When Doctor Stephen Chapman, her colleague, is accused of murder, Emily thinks she has what it takes to clear his name. She doesn’t count on the litany of obstacles that come bounding her way, from dirty politicians to gamblers and even thieves.

It isn’t long before Emily is forced to seek the assistance of Ida B. Wells, a black activist that might have answers about the dead man’s past.

This Frances McNamara historical mystery uses Chicago as its setting. The author also makes use of the 1893 World’s Columbian Exposition as the backdrop of a murder that tests Emily Cabot’s mettle.

This book’s strongest aspect is the description of Chicago in the past. Frances makes effective use of the African American community, not only exploring their history but giving them a purpose in the story.

Frances doesn’t shy away from showing the difficulties women faced in the past; she definitely doesn’t shy away from showing the struggles Emily encounters as a female student. Not that any of those difficulties stop Emily, who continues to persevere in the face of misogyny and discrimination.

However, Frances does not allow her message about the prejudices of the time to drown out the murder mystery.

+Death at Hull House

When Emily Cabot begins working at Hull House, she doesn’t have to wait long before the problems of the immigrant community, both political and social, draw her in. Emily’s work is complicated by the murder of a sweatshop owner.

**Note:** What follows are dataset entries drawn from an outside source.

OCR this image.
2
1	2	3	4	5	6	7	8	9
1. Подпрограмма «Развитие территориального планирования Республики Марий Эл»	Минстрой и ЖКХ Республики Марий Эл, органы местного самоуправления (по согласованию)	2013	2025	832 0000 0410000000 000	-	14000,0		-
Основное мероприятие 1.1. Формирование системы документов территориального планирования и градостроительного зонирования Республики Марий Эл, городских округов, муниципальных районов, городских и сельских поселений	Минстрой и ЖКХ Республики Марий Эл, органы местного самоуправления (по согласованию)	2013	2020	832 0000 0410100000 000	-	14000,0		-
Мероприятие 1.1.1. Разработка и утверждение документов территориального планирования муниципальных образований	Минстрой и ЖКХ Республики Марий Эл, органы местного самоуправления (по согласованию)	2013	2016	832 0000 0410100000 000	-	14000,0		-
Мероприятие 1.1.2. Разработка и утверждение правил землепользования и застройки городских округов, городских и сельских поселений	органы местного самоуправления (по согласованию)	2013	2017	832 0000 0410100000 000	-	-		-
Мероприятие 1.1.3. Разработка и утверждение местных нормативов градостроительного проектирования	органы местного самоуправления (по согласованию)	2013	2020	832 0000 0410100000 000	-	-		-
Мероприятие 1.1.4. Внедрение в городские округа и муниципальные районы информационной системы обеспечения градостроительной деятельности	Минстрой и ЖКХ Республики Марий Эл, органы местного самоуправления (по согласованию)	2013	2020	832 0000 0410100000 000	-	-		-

Because the man died in the Hull House Parlor, Emily cannot help but grow suspicious towards her colleagues. Emily wants to find the killer but she must also worry about the smallpox epidemic that is threatening the existence of the settlement.

Even though this book is a sequel, it stands on its own and can be read separately from its predecessor. The book continues to chronicle the struggles of Emily Cabot, an outspoken woman that lost her position at the University of Chicago and must now forge a life for herself in the harsh world.

Frances does a better job of fleshing out Emily’s character in this book. She also does an amazing job of describing the deplorable conditions of the people surrounding Emily. Even though Emily’s strong and outspoken personality got her kicked out of the University of Chicago, she is forced to put everything on the line once again to find a killer that might be hiding out amongst her colleagues.